My step-brothers disagreed but had the sense to stay silent. I stared at each of them, catching Nicholas’s possessive gaze, Max’s challenging smirk, and Reed’s gentle support.

“This was the plan, right? Capture the girl. Imprison her. Rape her if she was unwilling or seduce her so she’d willingly spread her legs.”

They called to me. I didn’t let them speak.

“Each of you planned to impregnate me and steal my farm and fortune. You’d use the child as leverage to eliminate the threat against the Bennett Corporation.” I lowered my voice. “You all wanted this. You all needed this. You did as Daddy ordered and now…?”

I held my arms out. Shrugged. Gritted my teeth.

“You bred me like a fucking animal. Congratulations.”

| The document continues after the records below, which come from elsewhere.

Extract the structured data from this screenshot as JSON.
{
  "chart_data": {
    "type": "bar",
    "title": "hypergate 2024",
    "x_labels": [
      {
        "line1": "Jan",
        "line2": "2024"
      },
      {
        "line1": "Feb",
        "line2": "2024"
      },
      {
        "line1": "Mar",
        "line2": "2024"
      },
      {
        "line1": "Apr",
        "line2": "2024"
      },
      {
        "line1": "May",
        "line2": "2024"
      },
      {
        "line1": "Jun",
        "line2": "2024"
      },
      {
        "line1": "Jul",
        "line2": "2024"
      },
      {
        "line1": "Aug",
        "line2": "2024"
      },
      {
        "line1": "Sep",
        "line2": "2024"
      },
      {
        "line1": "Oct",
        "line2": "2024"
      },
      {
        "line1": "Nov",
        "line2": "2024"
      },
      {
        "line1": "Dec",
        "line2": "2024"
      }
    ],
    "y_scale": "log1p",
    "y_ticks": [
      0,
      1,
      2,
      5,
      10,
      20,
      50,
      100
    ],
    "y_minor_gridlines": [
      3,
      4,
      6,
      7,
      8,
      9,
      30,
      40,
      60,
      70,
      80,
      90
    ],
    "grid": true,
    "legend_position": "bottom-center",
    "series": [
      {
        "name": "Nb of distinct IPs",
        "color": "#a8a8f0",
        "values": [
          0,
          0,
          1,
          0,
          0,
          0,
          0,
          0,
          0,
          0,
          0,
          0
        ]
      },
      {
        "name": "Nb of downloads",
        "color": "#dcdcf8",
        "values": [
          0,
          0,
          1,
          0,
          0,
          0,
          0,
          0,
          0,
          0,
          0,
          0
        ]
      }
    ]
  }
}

Nicholas stepped forward. I batted his arm away, but the motion blurred in the haze of blinded vision. I gasped for a breath that never came and damned the constant threat that bound me in more danger than anything Darius planned.

“Sarah, sit,” he said. “Where’s your inhaler?”

“You don’t get it, do you?”

“You’re having an asthma attack.”

Of course I was. “That thought never crossed your mind, did it?”

Reed tossed Nicholas my purse. I refused the inhaler.

“You didn’t think about me. Not in any of this.”

“I always thought about you,” Nicholas said. “Every second since you came to the estate.”

“I don’t believe you.”

“Sarah, I’m in love with you.”

“If you really loved me,” I spat the word, “you never would have abducted a twenty year old. You wouldn’t have tied me to that bed and stolen my virginity.”

He stiffened, but I didn’t stop. I ripped the inhaler from his hand only to wag it in front of his face.

“You would have considered how dangerous it was to impregnate a woman with this kind of uncontrolled asthma. You would have thought how terrifying it’d be for me to be taken from my home, my school, my life, and forced into a prison where your father—”

The choked cough interrupted me before the memory doused me in weeping fear. I puffed the inhaler. Nicholas stood before me, his eternal, frustrating stillness. I hated it. I envied it. I needed it.

I had to escape from it.

From him.

My words trembled. I met Nicholas’s gaze and adopted his authority as my own.

After all, what did I have to fear?

Darius took what he wanted. My step-brothers fulfilled their obligation to the family name. I was rutted, seeded, and left to suffer the consequences with my life destroyed and another growing in me. Had they considered the baby beyond what rights it would inherit?